Nonetheless, relations between the Swiss government and the EU are governed by an array of bilateral contracts, and the partnership turned sour after Swiss voters in 2014 approved a popular initiative calling for quotas on immigration. That result, which contravenes the EU treaty of free movement, could have resulted in the enacting the so-called ‘guillotine clause’ which would have seen all treaties between Switzerland the EU rendered null and void. Almost two-thirds of Swiss want Switzerland to hammer out a framework agreement with the European Union. Supporters of the rightwing Swiss People’s Party are the only ones who do not support the move – but not uniformly. As a recent poll shows, almost 20% of the party are dissenters.
From the Swiss perspective, the European Union has for years been pushing Switzerland to conclude a framework agreement, with pressure ratcheting up recently. Switzerland on the other hand wants to keep its usual bilateral agreement route. The framework agreement is a key topic in both domestic and foreign policy, and there is a parliamentary election coming up in October 2019. The EU-proposed deal is aimed at giving Switzerland access to the single market. This is accompanied by a set of EU rules. As a result, Switzerland would be obliged to automatically adapt to EU law in four areas. Previously, new EU laws required fresh negotiations.
And there’s also an important truism: Both Norway and Switzerland keep out of some EU activities, such as the Common Agricultural Policy. But they bring many of their laws into line with EU rules, on the single market in particular. Norway incorporates single market rules as they’re made, while Switzerland accepts EU law from time to time in return for more market access. “Relations between Switzerland and Europe are much more than just a European issue. There is a global dimension, not only in terms of the consequences for Switzerland, but also for the economic as well as domestic and foreign policies,” said OSA director Sarah Mastantuoni.

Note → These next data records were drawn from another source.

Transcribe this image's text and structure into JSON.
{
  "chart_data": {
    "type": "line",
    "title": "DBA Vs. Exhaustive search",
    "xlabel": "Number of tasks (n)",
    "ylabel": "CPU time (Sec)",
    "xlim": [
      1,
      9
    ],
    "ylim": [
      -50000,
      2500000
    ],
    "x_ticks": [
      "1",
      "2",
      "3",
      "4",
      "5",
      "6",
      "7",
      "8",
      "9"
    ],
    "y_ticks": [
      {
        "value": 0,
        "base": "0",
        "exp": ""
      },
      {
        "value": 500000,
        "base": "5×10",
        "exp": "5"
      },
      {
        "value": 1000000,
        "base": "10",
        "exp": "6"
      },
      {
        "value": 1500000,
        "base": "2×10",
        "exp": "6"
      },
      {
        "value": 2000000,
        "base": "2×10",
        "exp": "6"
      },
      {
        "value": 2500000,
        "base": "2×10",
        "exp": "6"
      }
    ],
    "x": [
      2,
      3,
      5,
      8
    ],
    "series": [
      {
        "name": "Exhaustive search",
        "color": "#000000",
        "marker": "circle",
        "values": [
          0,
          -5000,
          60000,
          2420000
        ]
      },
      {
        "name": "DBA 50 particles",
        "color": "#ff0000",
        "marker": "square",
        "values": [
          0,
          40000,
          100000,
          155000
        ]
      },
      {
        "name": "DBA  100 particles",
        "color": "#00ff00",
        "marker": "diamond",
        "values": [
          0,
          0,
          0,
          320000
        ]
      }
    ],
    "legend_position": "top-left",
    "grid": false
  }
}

Here one cannot help seeking guidance from the insight fostered by a German journalist Steffen Klatt who takes a sober look at the state of relations between Brussels and Bern in his new book Blind im Wandel: Ein Nationalstaat in der Sackgasse (“Blind to change: A nation state at a dead end”). Against the old backdrop, Switzerland has reached a dead end, whether the framework agreement is successful or not. Switzerland doesn’t want to belong to the EU, but it wants to take part in the European single market. It has to abide by the rules that apply, but it has no voice in shaping these rules. This problem is now 30 years old, and it doesn’t look like it will be resolved anytime soon.